Mart 2017 başında Kuzey Irak Muhtar İdaresi'nde garip bir hâdise
yaşandı. Celâl Talabânî'nin genel başkanı olduğu nasyonal sosyalist
KYB/ Kürdistan Yurtseverler Birliği militanları, Kerkük'ten
Ceyhan'a petrol pompalayan tesisleri basarak vanaları
kapattılar.
Bu çılgın gariplik orada kalmadı. Kerkük'ün Kürt valisi Necmeddin
Kerîm, 16 Mart'ta bir karar alarak tasdik edilmesi için Vilayet
Meclisi'ne gönderdi.
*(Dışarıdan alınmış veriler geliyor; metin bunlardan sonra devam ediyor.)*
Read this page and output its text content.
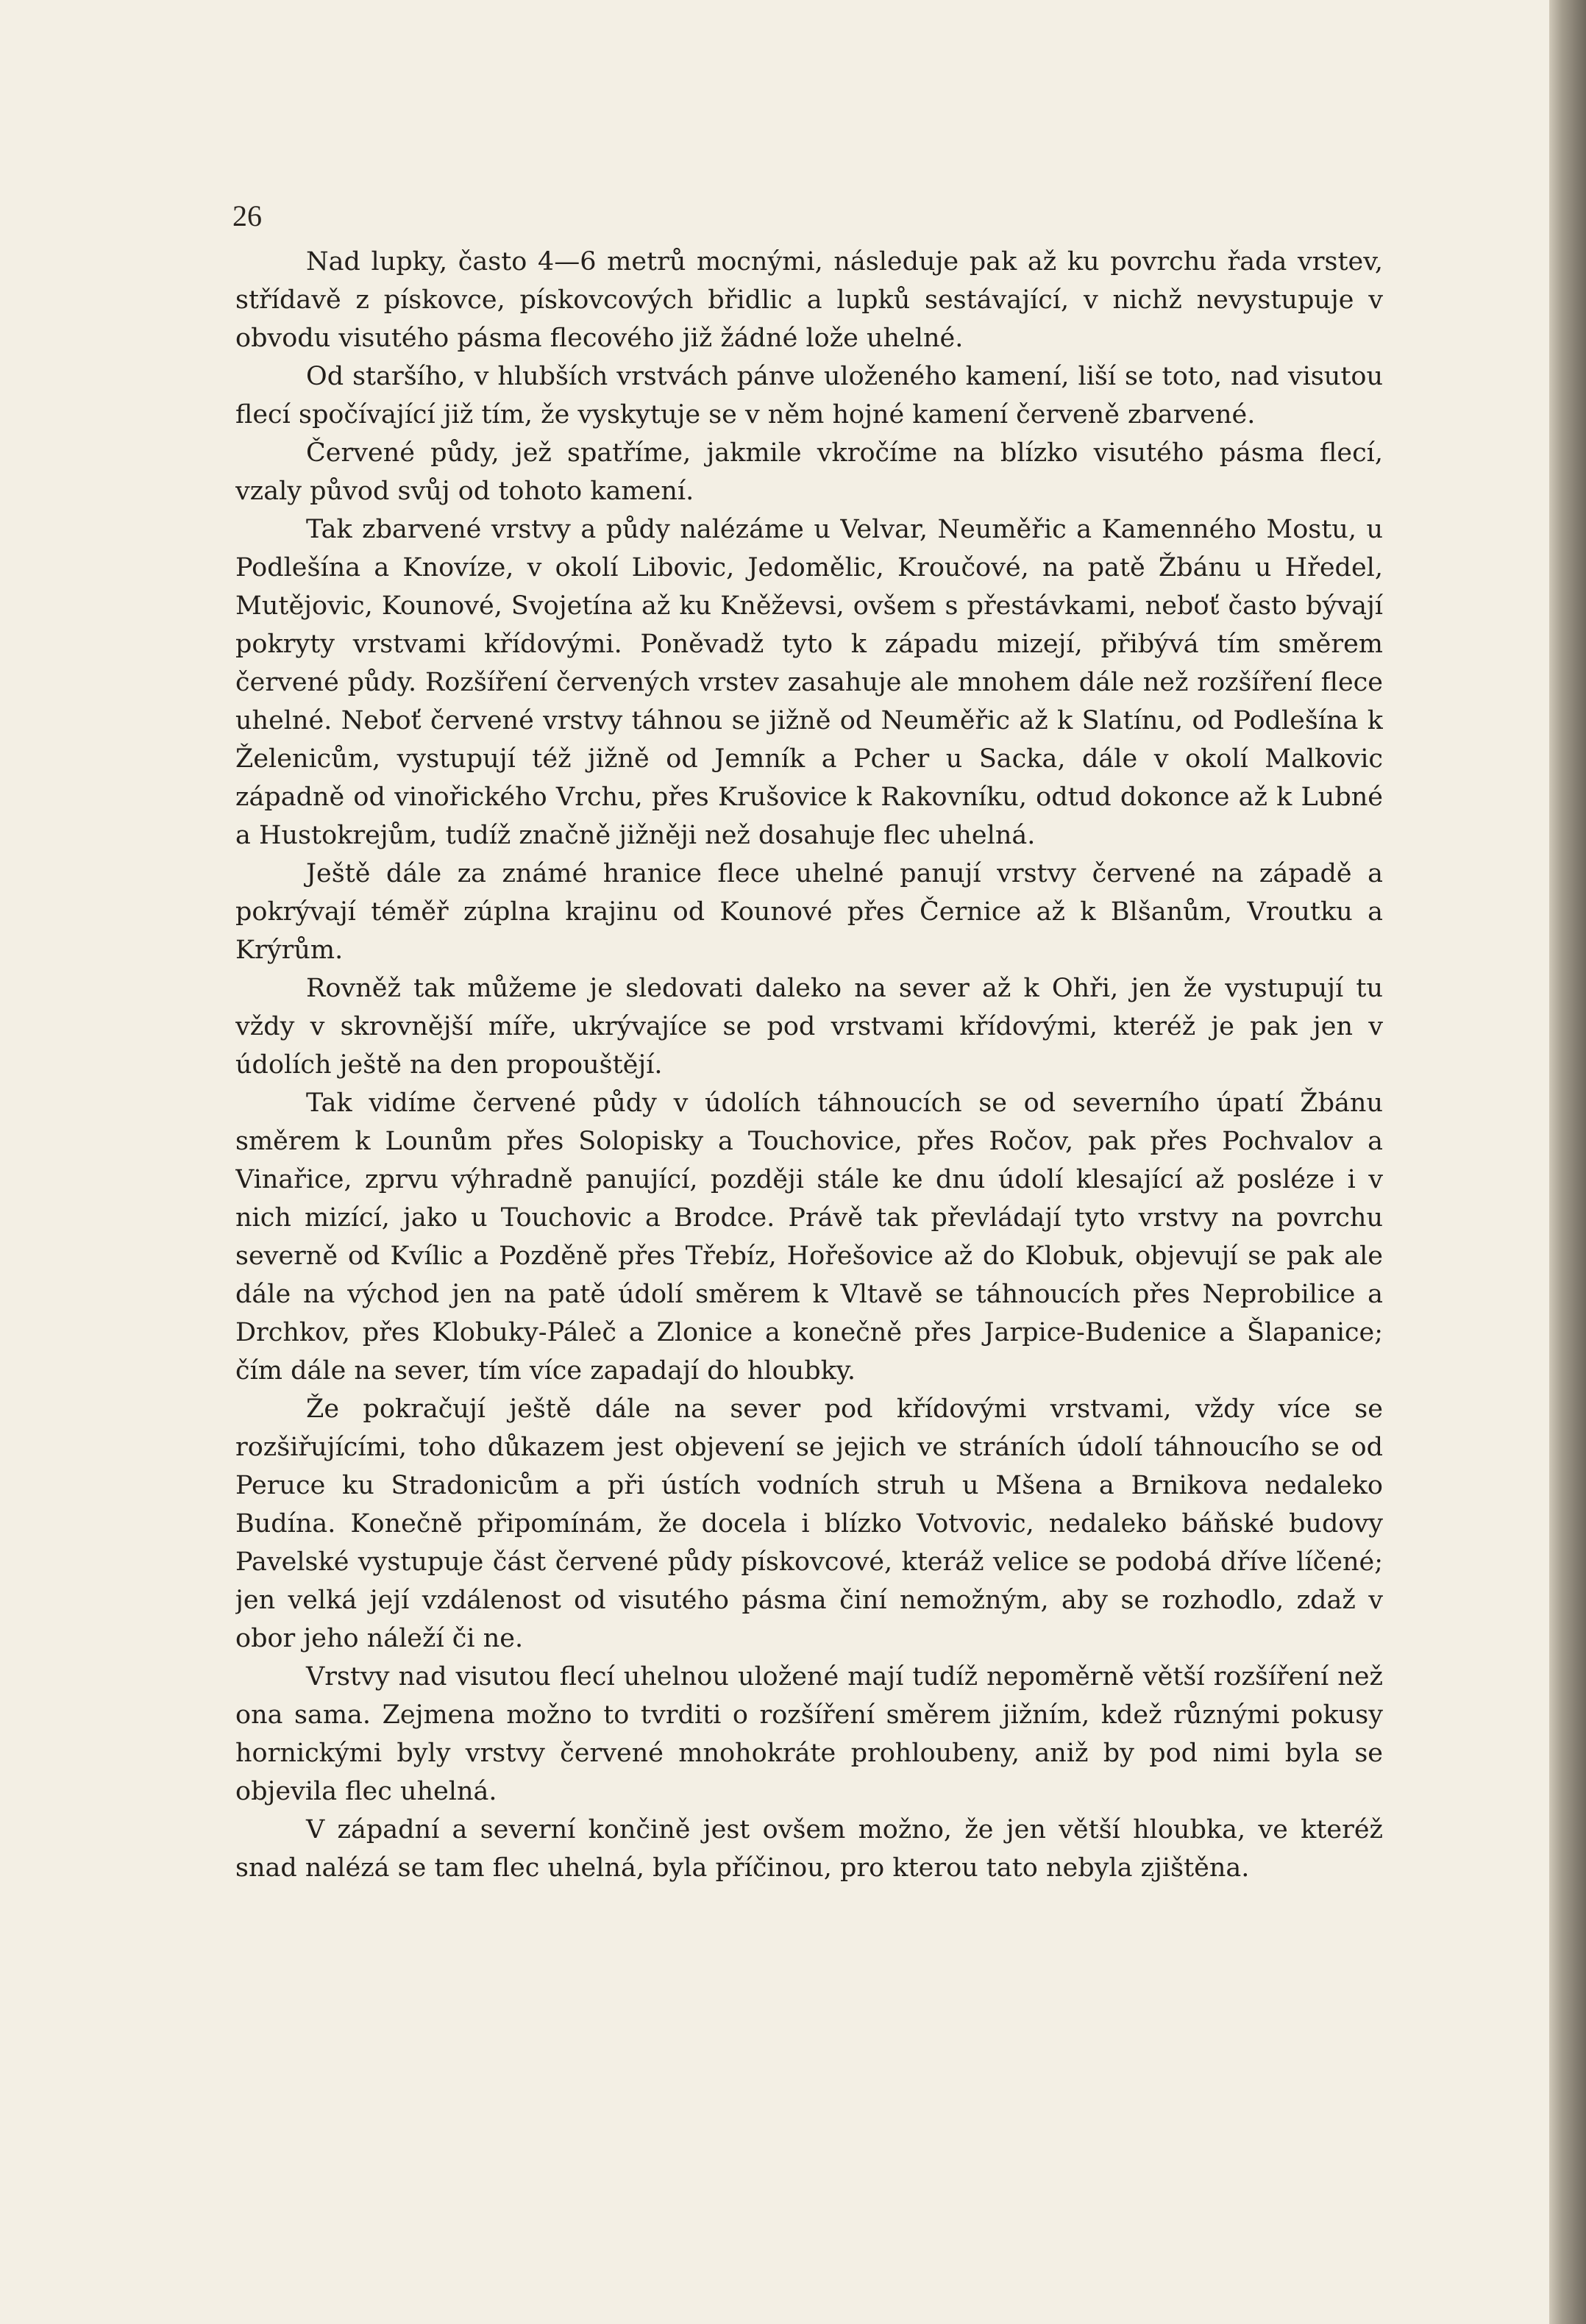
26

Nad lupky, často 4—6 metrů mocnými, následuje pak až ku povrchu řada vrstev, střídavě z pískovce, pískovcových břidlic a lupků sestávající, v nichž nevystupuje v obvodu visutého pásma flecového již žádné lože uhelné.

Od staršího, v hlubších vrstvách pánve uloženého kamení, liší se toto, nad visutou flecí spočívající již tím, že vyskytuje se v něm hojné kamení červeně zbarvené.

Červené půdy, jež spatříme, jakmile vkročíme na blízko visutého pásma flecí, vzaly původ svůj od tohoto kamení.

Tak zbarvené vrstvy a půdy nalézáme u Velvar, Neuměřic a Kamenného Mostu, u Podlešína a Knovíze, v okolí Libovic, Jedomělic, Kroučové, na patě Žbánu u Hředel, Mutějovic, Kounové, Svojetína až ku Kněževsi, ovšem s přestávkami, neboť často bývají pokryty vrstvami křídovými. Poněvadž tyto k západu mizejí, přibývá tím směrem červené půdy. Rozšíření červených vrstev zasahuje ale mnohem dále než rozšíření flece uhelné. Neboť červené vrstvy táhnou se jižně od Neuměřic až k Slatínu, od Podlešína k Želenicům, vystupují též jižně od Jemník a Pcher u Sacka, dále v okolí Malkovic západně od vinořického Vrchu, přes Krušovice k Rakovníku, odtud dokonce až k Lubné a Hustokrejům, tudíž značně jižněji než dosahuje flec uhelná.

Ještě dále za známé hranice flece uhelné panují vrstvy červené na západě a pokrývají téměř zúplna krajinu od Kounové přes Černice až k Blšanům, Vroutku a Krýrům.

Rovněž tak můžeme je sledovati daleko na sever až k Ohři, jen že vystupují tu vždy v skrovnější míře, ukrývajíce se pod vrstvami křídovými, kteréž je pak jen v údolích ještě na den propouštějí.

Tak vidíme červené půdy v údolích táhnoucích se od severního úpatí Žbánu směrem k Lounům přes Solopisky a Touchovice, přes Ročov, pak přes Pochvalov a Vinařice, zprvu výhradně panující, později stále ke dnu údolí klesající až posléze i v nich mizící, jako u Touchovic a Brodce. Právě tak převládají tyto vrstvy na povrchu severně od Kvílic a Pozděně přes Třebíz, Hořešovice až do Klobuk, objevují se pak ale dále na východ jen na patě údolí směrem k Vltavě se táhnoucích přes Neprobilice a Drchkov, přes Klobuky-Páleč a Zlonice a konečně přes Jarpice-Budenice a Šlapanice; čím dále na sever, tím více zapadají do hloubky.

Že pokračují ještě dále na sever pod křídovými vrstvami, vždy více se rozšiřujícími, toho důkazem jest objevení se jejich ve stráních údolí táhnoucího se od Peruce ku Stradonicům a při ústích vodních struh u Mšena a Brnikova nedaleko Budína. Konečně připomínám, že docela i blízko Votvovic, nedaleko báňské budovy Pavelské vystupuje část červené půdy pískovcové, kteráž velice se podobá dříve líčené; jen velká její vzdálenost od visutého pásma činí nemožným, aby se rozhodlo, zdaž v obor jeho náleží či ne.

Vrstvy nad visutou flecí uhelnou uložené mají tudíž nepoměrně větší rozšíření než ona sama. Zejmena možno to tvrditi o rozšíření směrem jižním, kdež různými pokusy hornickými byly vrstvy červené mnohokráte prohloubeny, aniž by pod nimi byla se objevila flec uhelná.

V západní a severní končině jest ovšem možno, že jen větší hloubka, ve kteréž snad nalézá se tam flec uhelná, byla příčinou, pro kterou tato nebyla zjištěna.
Karar şuydu: "Bundan böyle resmî kurum ve
kuruluşlarda Irak bayrağının yanı sıra Kürt bayrağı da
asılacaktır." Ancak vali, meclisin tasdikini bile beklemeden
bayrağı, 20 Mart'ta Kerkük Kalesi'ne astırdı. Vilayet Meclisi, 28
Mart'ta toplandı. Fakat 41 üyeli meclisin Arap, Türkmen ve Asuri
üyeleri teklifi protesto için toplantıya iştirak etmediler. Meclis
reisi ve Celâl Talabânî'nin akrabası Rebwar Talabânî, valilik
teklifinin neden kabul edilmesi gerektiğine dair bir konuşma yaptı.
Teklif, 26 Kürt üyenin reyi ile tasdik edildi...
Böyle bir karar Irak Anayasası'na aykırıdır.
Kerkük, özel statüsü olan bir şehirdir.
850 bin nüfuslu şehrin Kale bölgesinde Türkmenler, bugün de
çoğunluktadır.
Kerkük'ü Türkmenler başşehir olarak kabul ettikleri gibi Irak
devleti de Kültür Başkenti saymaktadır. Burada statünün muhafazası
yönünde gözlemlerde bulunmak üzere bir BM genel sekreter temsilcisi
çalışmaktadır. Nitekim mevcut temsilci Jan Kubis, tek taraflı
bayrak çekme emrivakisinin yanlış olduğunu dile getirmiş bulunuyor.
Zira Kerkük'ün yapısına dair alınacak bir karar, ancak Irak
Anayasasının 140'ıncı maddesine göre referandumla mümkün
olabilecektir. Ortada referandum tarihine dair alınmış bir karar
yoktur.
Şimdi Kale, resmî daireler ve Peşmerge mevzilerine otonom Kürt
bölgesinin de bayrağı asılı vaziyettedir. Vali bununla da kalmamışa
benziyor. Bu defa resmî dairelere bir yazı tamim ederek Arapça'nın
yanı sıra metinlerde Kürtçe'nin de yer alması talimatını vermiş ve
talimata uymayanların cezalandırılacağını ihtar etmiştir...
Hatırlanacağı gibi bayrak konusundaki ilk sıkıntı, bir süre önce
Mesud Barzani'nin Ankara ziyaretinde yaşanmıştı. Otonom bölge
bayrağı, resmî oturumda görünmüş, bu da içeride tartışmalara yol
açmıştı. Şimdi anlaşılıyor ki Mesud Barzani, o hareketiyle esasında
kendi halkına bir mesaj vermekteymiş.